Wordpoint --Part 5

Wordpoint
Part 5

Edwin Raymond Anderson

“Throughout the Ages People Have Had Trouble Handling the Truth. They Have Tried to Redefine It to Serve Their Purposes. They Have Even Questioned Whether There Is Such A Thing as Truth.”

This astute commentary upon one of the principal moral difficulties which have dogged the steps of man, was offered by Cheryl Forbes, who is an editorial consultant for evangelical publications. Henry Leyte was quite to the point when he offered the hymnodic word, “Change and decay in all around I see.” The fleet passage of time hath, for the every quick pause in particular periods along the way, beheld much in the way of change. The chronological marking for these “Latter times” (1 Timothy 4:1) and “last days” (2 Timothy 3:1) has been all too evident. The amazing advances in science and technology, which have caused the dreams of yesterday to become the doings of today, only underscore the Spirit-led wisdom of the prophet of the former times to aver that “knowledge shall be increased” (Daniel 12:4).

Yet, these are but the exterior of things, the brightness of surface movements. “Change and decay …” Ah! but ‘tis another matter and speaks to the interior. Beneath the brightness there is bitterness.

Without are the mechanics, but lurking deep within are the moralities and “decay” which are but the stained footprints of sin’s entrance upon these once-fair scenes (Romans 5:12) which but make a mockery of moral movements. The engineer may be a cad and a scoundrel, and with the fashioning of printouts there is the poison of lust. Sin wears many faces, but the skeleton lurking beneath is ghastly and repulsive.

“Decay,” which is one of its workings too, wears many faces. One of these is the problem addressed by Cheryl Forbes. Truth has ever suffered poor passage through these scenes, but the suffering has been accentuated in these closing chronological slots of this vaunted 20th century. Lying has not only become a way of life but, rather, an accepted coin to be traded across the many-layered counters of contemporary society. Pilate would feel quite comfortable amidst the settings of today with the cynical raising of his question, “What is truth?” (John 18:38). Ron Hedron, the political commentator has said, “Truth is a bouncing ball.” Watergate is still too painfully fresh in too many memories.

“People have had trouble handling the truth.” But what is the nature of that trouble, and wherein the difficulty? Scripture speaks of those who “hold the truth in unrighteousness”(Romans 1:18), and the “unrighteousness” is measured by the “trouble handling the truth”; it is held “down” and there is the evil of suppression.
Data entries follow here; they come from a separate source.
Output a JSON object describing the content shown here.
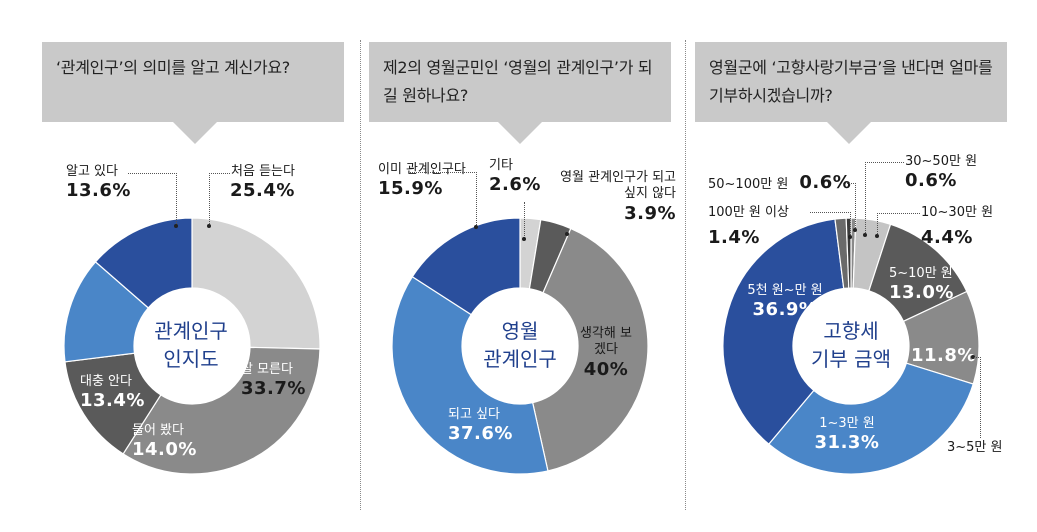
{
  "colors": {
    "navy": "#2a4f9d",
    "blue": "#4a86c8",
    "lightgray": "#d3d3d3",
    "gray": "#8a8a8a",
    "darkgray": "#5a5a5a",
    "question_bg": "#c9c9c9"
  },
  "chart_data": [
    {
      "type": "pie",
      "title": "‘관계인구’의 의미를 알고 계신가요?",
      "center_label": [
        "관계인구",
        "인지도"
      ],
      "slices": [
        {
          "label": "처음 듣는다",
          "value": 25.4,
          "display": "25.4%",
          "color": "#d3d3d3"
        },
        {
          "label": "잘 모른다",
          "value": 33.7,
          "display": "33.7%",
          "color": "#8a8a8a"
        },
        {
          "label": "들어 봤다",
          "value": 14.0,
          "display": "14.0%",
          "color": "#5a5a5a"
        },
        {
          "label": "대충 안다",
          "value": 13.4,
          "display": "13.4%",
          "color": "#4a86c8"
        },
        {
          "label": "알고 있다",
          "value": 13.6,
          "display": "13.6%",
          "color": "#2a4f9d"
        }
      ]
    },
    {
      "type": "pie",
      "title": "제2의 영월군민인 ‘영월의 관계인구’가 되길 원하나요?",
      "center_label": [
        "영월",
        "관계인구"
      ],
      "slices": [
        {
          "label": "기타",
          "value": 2.6,
          "display": "2.6%",
          "color": "#d3d3d3"
        },
        {
          "label": "영월 관계인구가 되고 싶지 않다",
          "value": 3.9,
          "display": "3.9%",
          "color": "#5a5a5a"
        },
        {
          "label": "생각해 보겠다",
          "value": 40,
          "display": "40%",
          "color": "#8a8a8a"
        },
        {
          "label": "되고 싶다",
          "value": 37.6,
          "display": "37.6%",
          "color": "#4a86c8"
        },
        {
          "label": "이미 관계인구다",
          "value": 15.9,
          "display": "15.9%",
          "color": "#2a4f9d"
        }
      ]
    },
    {
      "type": "pie",
      "title": "영월군에 ‘고향사랑기부금’을 낸다면 얼마를 기부하시겠습니까?",
      "center_label": [
        "고향세",
        "기부 금액"
      ],
      "slices": [
        {
          "label": "30~50만 원",
          "value": 0.6,
          "display": "0.6%",
          "color": "#8a8a8a"
        },
        {
          "label": "10~30만 원",
          "value": 4.4,
          "display": "4.4%",
          "color": "#c4c4c4"
        },
        {
          "label": "5~10만 원",
          "value": 13.0,
          "display": "13.0%",
          "color": "#5a5a5a"
        },
        {
          "label": "3~5만 원",
          "value": 11.8,
          "display": "11.8%",
          "color": "#8a8a8a"
        },
        {
          "label": "1~3만 원",
          "value": 31.3,
          "display": "31.3%",
          "color": "#4a86c8"
        },
        {
          "label": "5천 원~만 원",
          "value": 36.9,
          "display": "36.9%",
          "color": "#2a4f9d"
        },
        {
          "label": "100만 원 이상",
          "value": 1.4,
          "display": "1.4%",
          "color": "#6a6a6a"
        },
        {
          "label": "50~100만 원",
          "value": 0.6,
          "display": "0.6%",
          "color": "#3a3a3a"
        }
      ]
    }
  ]
}
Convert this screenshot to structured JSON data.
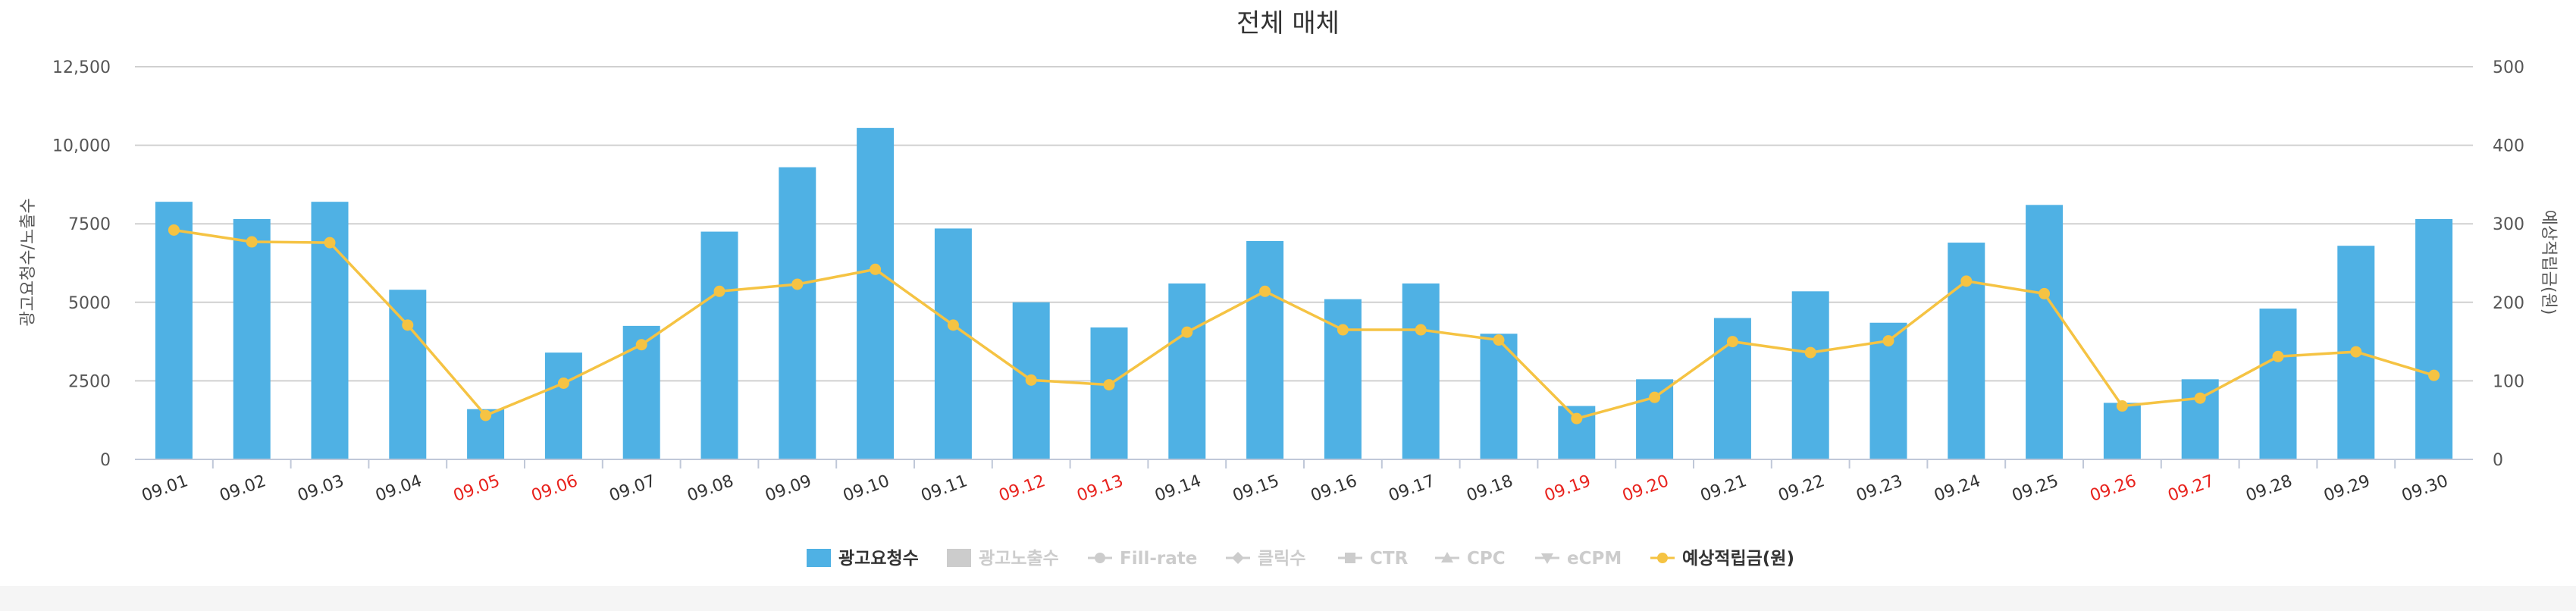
{
  "chart_data": {
    "type": "bar",
    "title": "전체 매체",
    "categories": [
      "09.01",
      "09.02",
      "09.03",
      "09.04",
      "09.05",
      "09.06",
      "09.07",
      "09.08",
      "09.09",
      "09.10",
      "09.11",
      "09.12",
      "09.13",
      "09.14",
      "09.15",
      "09.16",
      "09.17",
      "09.18",
      "09.19",
      "09.20",
      "09.21",
      "09.22",
      "09.23",
      "09.24",
      "09.25",
      "09.26",
      "09.27",
      "09.28",
      "09.29",
      "09.30"
    ],
    "highlight_categories": [
      "09.05",
      "09.06",
      "09.12",
      "09.13",
      "09.19",
      "09.20",
      "09.26",
      "09.27"
    ],
    "highlight_color": "#e8231e",
    "ylabel_left": "광고요청수/노출수",
    "ylabel_right": "예상적립금(원)",
    "ylim_left": [
      0,
      12500
    ],
    "yticks_left": [
      "0",
      "2500",
      "5000",
      "7500",
      "10,000",
      "12,500"
    ],
    "ylim_right": [
      0,
      500
    ],
    "yticks_right": [
      "0",
      "100",
      "200",
      "300",
      "400",
      "500"
    ],
    "grid": true,
    "series": [
      {
        "name": "광고요청수",
        "type": "bar",
        "axis": "left",
        "color": "#4fb1e4",
        "values": [
          8200,
          7650,
          8200,
          5400,
          1600,
          3400,
          4250,
          7250,
          9300,
          10550,
          7350,
          5000,
          4200,
          5600,
          6950,
          5100,
          5600,
          4000,
          1700,
          2550,
          4500,
          5350,
          4350,
          6900,
          8100,
          1800,
          2550,
          4800,
          6800,
          7650
        ]
      },
      {
        "name": "예상적립금(원)",
        "type": "line",
        "axis": "right",
        "color": "#f5c343",
        "values": [
          292,
          277,
          276,
          171,
          56,
          97,
          146,
          214,
          223,
          242,
          171,
          101,
          95,
          162,
          214,
          165,
          165,
          152,
          52,
          79,
          150,
          136,
          151,
          227,
          211,
          68,
          78,
          131,
          137,
          107
        ]
      }
    ],
    "legend": [
      {
        "label": "광고요청수",
        "marker": "square",
        "active": true
      },
      {
        "label": "광고노출수",
        "marker": "square",
        "active": false
      },
      {
        "label": "Fill-rate",
        "marker": "line-circle",
        "active": false
      },
      {
        "label": "클릭수",
        "marker": "line-diamond",
        "active": false
      },
      {
        "label": "CTR",
        "marker": "line-square",
        "active": false
      },
      {
        "label": "CPC",
        "marker": "line-triangle",
        "active": false
      },
      {
        "label": "eCPM",
        "marker": "line-triangle-down",
        "active": false
      },
      {
        "label": "예상적립금(원)",
        "marker": "line-circle",
        "active": true
      }
    ],
    "legend_position": "bottom-center",
    "legend_active_color": "#333333",
    "legend_inactive_color": "#cccccc"
  }
}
The redefinings and questionings of which Cheryl Forbes speaks, the looseness of lying, cometh from that morality which dares not face the consequences of truth. There is the moral cowardice which cannot face the implications of that which is set forth, and modern man hurries to hide behind facades and artifices.

This is surely to be apprehended in the many-layered transactions of modern man. But here ‘tis the matter of temporal gain or loss. Truth-handling assumes tragic dimensions when the entire matter is transferred to the higher and more serious realm of spiritual verties. The drift and guilt and frustration experienced by moderns, despite his amusements and exercises, are but the sure consequences of his moral and sinful cowardice in squarely addressing himself to the established verties of the Word. Our Lord marked the determinant character of that Word when he declared, “Thy Word is truth” (John 17:17). “But as God is true (the) word toward you was not yea and nay” (2 Corinthians 1:18).

Of course it is to be realized that “the god of this world hath blinded the minds of them who believe not” (2 Corinthians 4:4); the “blinded” is in the nature of a paralyzing fog. It remains as an imperative for the believer to beseech the convicting power for those held in the bubble-exercise of truth-twisting. Modern man must realize that his soul cannot suffer the same treatment as his body. The commerce of truth travels in quite the more serious lane. He but cheapens and imperils himself by the confusion, and lying to one’s self is but the poorest of exercises to effect progress in that area when the things and traffic of earth are terminated.